Allen S, Khan S, Al-Mohanna F, Batten P, Yacoub M
Department of Cardiothoracic Surgery, Imperial College of Science, Technology and Medicine, Harefield Hospital, Harefield, Middlesex, UB9 6JH United Kingdom.
J Clin Invest. 1998 Mar 1;101(5):1064-75. doi: 10.1172/JCI445.
Low density lipoprotein (LDL) interactions with the endothelium are thought to play a major role in the development of atherosclerosis. The mechanism(s) involved are not fully understood, although several lines of evidence support the idea that oxidation of LDL increases its atherogenicity. In this study we report for the first time that native LDL (n-LDL) binding to the LDL receptor (100-700 mug/ml) triggers a rise in intracellular calcium which acts as a second messenger to induce vascular cell adhesion molecule-1 (VCAM-1) expression in human coronary artery (HCAEC) and pig aortic endothelial cells (PAEC) and VCAM-1 and E-selectin expression in human aortic (HAEC) endothelial cells. Preincubation of HCAEC with a monoclonal antibody (IgGC7) to the classical LDL receptor or pretreatment with pertussis toxin blocked the n-LDL-induced calcium transients. Preincubation of each of the endothelial cell lines with the calcium chelator 1,-2-bis(o-aminophenoxy)ethane-N,N,N', N'-tetraacetic acetomethyl ester (BAPTA/AM) prevented the expression of VCAM-1 and E-selectin. The increase in VCAM-1 by n-LDL results in increased monocyte binding to HCAEC which can be attenuated by inhibiting the intracellular calcium rise or by blocking the VCAM-1 binding sites. These studies in human and pig endothelial cells link calcium signaling conferred by n-LDL to mechanisms controlling the expression of endothelial cell adhesion molecules involved in atherogenesis.
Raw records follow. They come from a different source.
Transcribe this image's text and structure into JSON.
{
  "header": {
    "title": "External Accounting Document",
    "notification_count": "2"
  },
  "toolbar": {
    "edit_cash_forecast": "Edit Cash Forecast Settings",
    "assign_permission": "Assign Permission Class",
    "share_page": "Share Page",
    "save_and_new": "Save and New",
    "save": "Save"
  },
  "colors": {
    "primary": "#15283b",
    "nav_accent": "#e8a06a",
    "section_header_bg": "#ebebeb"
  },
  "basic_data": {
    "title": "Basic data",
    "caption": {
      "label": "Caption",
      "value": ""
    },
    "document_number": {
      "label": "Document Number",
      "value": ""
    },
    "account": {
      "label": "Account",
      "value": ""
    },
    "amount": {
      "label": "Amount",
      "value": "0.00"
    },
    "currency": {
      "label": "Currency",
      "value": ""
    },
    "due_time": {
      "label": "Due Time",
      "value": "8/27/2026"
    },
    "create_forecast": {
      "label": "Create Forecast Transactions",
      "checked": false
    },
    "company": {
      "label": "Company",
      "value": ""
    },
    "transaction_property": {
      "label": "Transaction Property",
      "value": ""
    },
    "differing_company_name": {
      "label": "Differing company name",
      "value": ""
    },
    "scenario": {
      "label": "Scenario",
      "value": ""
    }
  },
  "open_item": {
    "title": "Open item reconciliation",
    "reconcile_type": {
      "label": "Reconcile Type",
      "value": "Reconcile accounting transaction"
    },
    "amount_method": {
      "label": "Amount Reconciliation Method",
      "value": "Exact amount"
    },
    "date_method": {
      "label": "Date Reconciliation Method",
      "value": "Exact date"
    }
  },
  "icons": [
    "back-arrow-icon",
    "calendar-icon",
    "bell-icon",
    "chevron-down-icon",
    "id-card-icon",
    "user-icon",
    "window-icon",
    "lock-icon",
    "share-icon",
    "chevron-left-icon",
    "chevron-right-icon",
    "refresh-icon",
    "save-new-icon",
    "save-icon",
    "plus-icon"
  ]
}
低密度脂蛋白(LDL)与内皮的相互作用被认为在动脉粥样硬化的发展中起主要作用。尽管有几条证据支持LDL氧化会增加其致动脉粥样硬化性的观点,但其中涉及的机制尚未完全明了。在本研究中,我们首次报告天然LDL(n-LDL)与LDL受体结合(100 - 700微克/毫升)会引发细胞内钙升高,钙作为第二信使可诱导人冠状动脉内皮细胞(HCAEC)和猪主动脉内皮细胞(PAEC)中血管细胞黏附分子-1(VCAM-1)的表达,以及人主动脉内皮细胞(HAEC)中VCAM-1和E-选择素的表达。用针对经典LDL受体的单克隆抗体(IgGC7)预孵育HCAEC或用百日咳毒素预处理可阻断n-LDL诱导的钙瞬变。用钙螯合剂1,2-双(邻氨基苯氧基)乙烷-N,N,N',N'-四乙酸乙酰甲酯(BAPTA/AM)预孵育每种内皮细胞系可防止VCAM-1和E-选择素的表达。n-LDL引起的VCAM-1增加导致单核细胞与HCAEC的结合增加,这可通过抑制细胞内钙升高或阻断VCAM-1结合位点来减弱。这些在人和猪内皮细胞中的研究将n-LDL赋予的钙信号传导与控制参与动脉粥样硬化形成的内皮细胞黏附分子表达的机制联系起来。